Ante la crisis política en Honduras

04.12.17

Ante la crisis política en Honduras

En la madrugada del 28 de junio de 2009, el ejército hondureño, con el aval de Estados Unidos, derrocó al gobierno de Manuel Zelaya y lo reemplazó temporariamente por Roberto Micheletti, una figura proveniente de una fracción opuesta del propio Partido Liberal del ex mandatario. Con ese hecho, se puso fin al inestable experimento democrático iniciado en ese país centroamericano en 1982. A partir de entonces se abrió un período de enorme inestabilidad política, económica y social que continua hasta el día de la fecha, agudizándose con la actual crisis abierta con las elecciones del último domingo de noviembre.

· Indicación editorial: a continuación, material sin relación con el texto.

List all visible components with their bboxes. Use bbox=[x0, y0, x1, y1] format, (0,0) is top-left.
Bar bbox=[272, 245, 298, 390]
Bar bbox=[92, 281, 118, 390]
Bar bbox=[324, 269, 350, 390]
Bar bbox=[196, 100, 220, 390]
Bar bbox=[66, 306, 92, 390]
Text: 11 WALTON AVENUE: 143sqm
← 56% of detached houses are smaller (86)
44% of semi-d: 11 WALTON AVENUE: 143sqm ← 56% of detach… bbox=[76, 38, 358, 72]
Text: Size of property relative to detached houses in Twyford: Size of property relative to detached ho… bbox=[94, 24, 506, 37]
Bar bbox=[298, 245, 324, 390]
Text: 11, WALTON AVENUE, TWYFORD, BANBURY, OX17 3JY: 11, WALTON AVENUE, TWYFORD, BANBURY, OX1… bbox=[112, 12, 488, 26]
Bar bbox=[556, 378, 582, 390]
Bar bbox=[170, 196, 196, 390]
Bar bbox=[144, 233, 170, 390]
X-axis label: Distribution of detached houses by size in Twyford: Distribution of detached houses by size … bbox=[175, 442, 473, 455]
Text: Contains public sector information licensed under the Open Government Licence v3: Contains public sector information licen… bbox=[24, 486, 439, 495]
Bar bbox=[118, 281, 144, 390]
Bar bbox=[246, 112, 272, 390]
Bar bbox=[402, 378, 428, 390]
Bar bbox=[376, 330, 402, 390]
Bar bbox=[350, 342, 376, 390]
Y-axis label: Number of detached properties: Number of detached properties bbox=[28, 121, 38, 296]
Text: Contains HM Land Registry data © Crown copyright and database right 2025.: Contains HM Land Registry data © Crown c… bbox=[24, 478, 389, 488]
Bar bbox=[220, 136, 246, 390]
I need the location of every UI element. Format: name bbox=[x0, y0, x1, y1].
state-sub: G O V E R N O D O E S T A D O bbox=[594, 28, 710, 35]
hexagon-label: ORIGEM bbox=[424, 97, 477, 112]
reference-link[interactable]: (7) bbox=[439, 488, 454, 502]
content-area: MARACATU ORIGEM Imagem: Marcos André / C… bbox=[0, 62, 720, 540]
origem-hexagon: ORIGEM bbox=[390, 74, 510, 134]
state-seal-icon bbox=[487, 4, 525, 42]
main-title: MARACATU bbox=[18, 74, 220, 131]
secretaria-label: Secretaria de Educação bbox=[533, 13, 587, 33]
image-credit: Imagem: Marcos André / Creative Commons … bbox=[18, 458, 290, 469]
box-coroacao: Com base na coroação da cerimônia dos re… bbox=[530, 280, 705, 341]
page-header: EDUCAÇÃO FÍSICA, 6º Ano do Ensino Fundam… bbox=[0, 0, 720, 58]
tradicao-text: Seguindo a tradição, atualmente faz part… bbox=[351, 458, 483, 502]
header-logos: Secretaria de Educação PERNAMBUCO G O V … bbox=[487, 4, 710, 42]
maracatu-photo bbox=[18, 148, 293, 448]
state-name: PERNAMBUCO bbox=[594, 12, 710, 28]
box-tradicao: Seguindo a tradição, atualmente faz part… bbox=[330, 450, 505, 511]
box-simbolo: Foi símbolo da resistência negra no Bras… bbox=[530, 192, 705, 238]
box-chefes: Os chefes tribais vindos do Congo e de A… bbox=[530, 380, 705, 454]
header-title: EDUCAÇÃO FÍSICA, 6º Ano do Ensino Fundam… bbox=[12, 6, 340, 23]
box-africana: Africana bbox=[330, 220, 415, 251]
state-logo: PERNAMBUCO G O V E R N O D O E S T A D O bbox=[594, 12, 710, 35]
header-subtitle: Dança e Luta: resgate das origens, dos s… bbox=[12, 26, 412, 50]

En efecto, en esa jornada el pueblo hondureño debía decidir, entre otros cargos electivos, el próximo presidente de la república, en reñidos y sospechoso escrutinio el Tribunal Supremo Electoral (TSE) se pronunció a favor del actual mandatario y candidato oficialista del Partido Nacional, Juan Orlando Hernández, frente a Salvador Nasralla, de la Alianza de Oposición. Cabe observar, que en Honduras no hay segunda vuelta electoral, por ende, gana el aspirante que obtenga más votos. Debido a la falta de transparencia en el conteo de los votos, numerosos sectores de la población comenzaron a movilizarse exigiendo, en un comienzo, transparencia en el mismo. Ante ello, el gobierno dispuso el toque de queda, el cual no fue acatado por gran parte de la sociedad civil que continuó manifestándose toda la semana en Tegucigalpa, San Pedro Sula, Tela, entre otras ciudades. Así, durante todos estos últimos días, se han protagonizado numerosas protestas con bloqueos de carreteras, casillas de peaje y puentes en todo el territorio, lo que ha provocado una feroz represión con un saldo de siete muertos, veinte heridos y más de quinientos detenidos por protestar.

En este contexto, conviene recordar que la situación social en Honduras en los últimos años se ha agravado en diversos órdenes. En primer lugar, como lo fue durante la guerra fría, el país sigue desempeñando un lugar estratégico para el desplazamiento de tropas de Estados Unidos hacia el conjunto del continente con la presencia que ejercen en la base aérea de Soto Cano, ubicada en Palmerola. En segunda instancia, las empresas multinacionales han incrementado la explotación del territorio generando ecocidios donde se han exterminado pueblos enteros, provocando el asesinato de cientos de defensores de derechos humanos y del medio ambiente, entre ellos a Berta Cáceres en marzo de 2016. Por último, no menos importante, la aguda crisis ha conducido a acentuarse una masiva migración de mano de obra barata e indocumentada hacia Norteamérica.

En conclusión, la incertidumbre política provocada por la sospecha de fraude conduce como tarea inmediata que el actual mandatario finalice la represión, que las fuerzas armadas regresen a los cuarteles, y que los trabajadores y los movimientos sociales elijan una salida independiente de la propuesta por los partidos del régimen y sus aliados.